A few days after scandalous police intervention during academic conference on Karl Marx and his legacy, Polish Minister of Interior offered an apology to the university. Polish left-wing activists met this with joy, but they soon got more reasons to be worried instead.
Joachim Brudziński, Minister of Interior and one of the most influential figures in the Law and Justice party that is now ruling Poland, must have been really unhappy when calling the rector of the University of Szczecin and issuing a formal apology for the prosecutors’ and policemen’s behaviour. His attitude towards any left ideas and movements is well-known: he has been continuously claiming that the rise of far-right organizations, demanding „Poland for Poles” and in some cases openly demonstrating their fascination with Nazism, is not a real problem. On the other hand, he stated, the attention must be pointed to the radical left, advocating ‘communism’.
One can guess that in more favourable political circumstances the Polish national conservatives would have already banned anything that has to do with Marx, including academic research and publications. However, they did not, and the Minister of Interior had no other choice than to admit that the (still) democratic state of Poland has violated its own legal guarantees on the autonomy of universities. He had no choice, because the affair had already become notorious: it has been commented on by range of international media and it was clearly understood as another proof that Poland is marching the way towards authoritarian rule.
A very quiet apology from Brudziński – who even didn’t mention it on his extremely rich Twitter profile – did not satisfy Conference of Rectors of Polish Universities, which, on 16 May, called the Prime Minister Mateusz Morawiecki to determine and explain exact intentions of those who ordered the police to come to Pobierowo conference.
Meanwhile the prosecutors who issued the necessary orders still claim that they had done what should have been done. They refuse to admit that something wrong has happened, insisting instead that they received a ‘credible report’ about possible promotion of ‘totalitarian practices’ that was to take place during the conference. Who reported on the assembly of sociologists, political scientists and philosophers? This seems to be top secret.
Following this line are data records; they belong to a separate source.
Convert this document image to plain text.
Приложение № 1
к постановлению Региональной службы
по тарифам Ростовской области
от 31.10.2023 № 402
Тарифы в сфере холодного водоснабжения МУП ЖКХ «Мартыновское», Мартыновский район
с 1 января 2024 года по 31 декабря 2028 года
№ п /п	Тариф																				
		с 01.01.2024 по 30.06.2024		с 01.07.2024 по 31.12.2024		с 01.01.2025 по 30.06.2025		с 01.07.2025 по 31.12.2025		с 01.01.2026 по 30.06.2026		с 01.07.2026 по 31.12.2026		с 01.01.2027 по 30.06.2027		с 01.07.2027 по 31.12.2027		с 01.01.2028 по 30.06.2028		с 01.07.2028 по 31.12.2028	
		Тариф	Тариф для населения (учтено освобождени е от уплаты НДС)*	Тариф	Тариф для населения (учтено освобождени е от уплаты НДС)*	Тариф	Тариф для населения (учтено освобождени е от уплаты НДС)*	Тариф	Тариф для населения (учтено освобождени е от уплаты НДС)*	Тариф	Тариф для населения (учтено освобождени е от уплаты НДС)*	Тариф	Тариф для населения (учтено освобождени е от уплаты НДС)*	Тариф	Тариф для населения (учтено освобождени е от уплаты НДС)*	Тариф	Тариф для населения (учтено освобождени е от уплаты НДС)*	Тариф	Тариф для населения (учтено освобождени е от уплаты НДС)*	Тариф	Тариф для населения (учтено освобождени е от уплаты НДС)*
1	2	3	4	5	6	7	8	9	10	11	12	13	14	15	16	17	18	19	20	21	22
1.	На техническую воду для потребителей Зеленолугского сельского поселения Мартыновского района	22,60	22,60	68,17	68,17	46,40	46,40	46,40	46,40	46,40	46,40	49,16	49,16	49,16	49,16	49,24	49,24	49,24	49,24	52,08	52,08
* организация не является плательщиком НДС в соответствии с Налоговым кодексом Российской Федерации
As if to show the shattered Polish left that Pobierowo intervention is not an isolated incident, but another signal of a possible crackdown against any progressive thinking, two more worrying situations took place in the following days. On 16 May, a Polish antifascist student activist was attacked by a member of a Neonazi group called Szturmowcy (referring in their name to the Nazi Sturm Abteilung units and the paper ‘Der Sturmer’). He was beaten up just outside the university area, in the very centre of the city. The antifascist activists from Warsaw University had been receiving threats from Szturmowcy for two previous weeks, as they had blocked a Neonazi march in Warsaw on 1 May and the organizers seeked revenge. This time neither the police bothered to apologise for not having undertaken any extra measures of security in the area of the university, nor the university itself seemed particularly worried about what happened. There was no official representative of the academic community, mainly left-wing activists, on a small solidarity demonstration that was organized outside the university gate the next day.
And on 18 May the police arrived on a meeting held by socialist activists from Wrocław, who were about to discuss the situation in Palestine. As Piotr Lewandowski, one of the organizers of the meeting, told the left-wing portal Strajk.eu, the policemen claimed to have found information on the meeting using operational means and suggested that some ‘opponents’ may want to disperse the meeting so that it was necessary to keep a police car outside. In addition, the police noted the names and phones of the organizers.
It should be noted that all kinds of debates, roundtables and other meetings are organized by right-wing groups in Poland and never get this kind of ‘care’ and ‘attention’. Uniformed policemen did not bother, for instance, to visit a debate on ‘myths surrounding the Ustasha movement’ that took place last year in Warsaw, not to mention very fashionable ‘patriotic’ meetings on the Polish anticommunist partisans of post-war period, where their crimes against peaceful citizens are portrayed as necessary or even noble actions. This has nothing to do with promoting or justyfing violence, right?
The message of the Polish government is clear: violence and destruction comes only from the left side, while all that the nationalists say and do should be praised as ‘patriotism’, ‘care for the Motherland’ or ‘noble and zealous activism’. This message has been transmitted long enough in words. Now it is not unlikely that the time for more aggressive steps has come. Should Polish left be afraid? First of all, it should be ready to organize and act. In some time, it may be too late.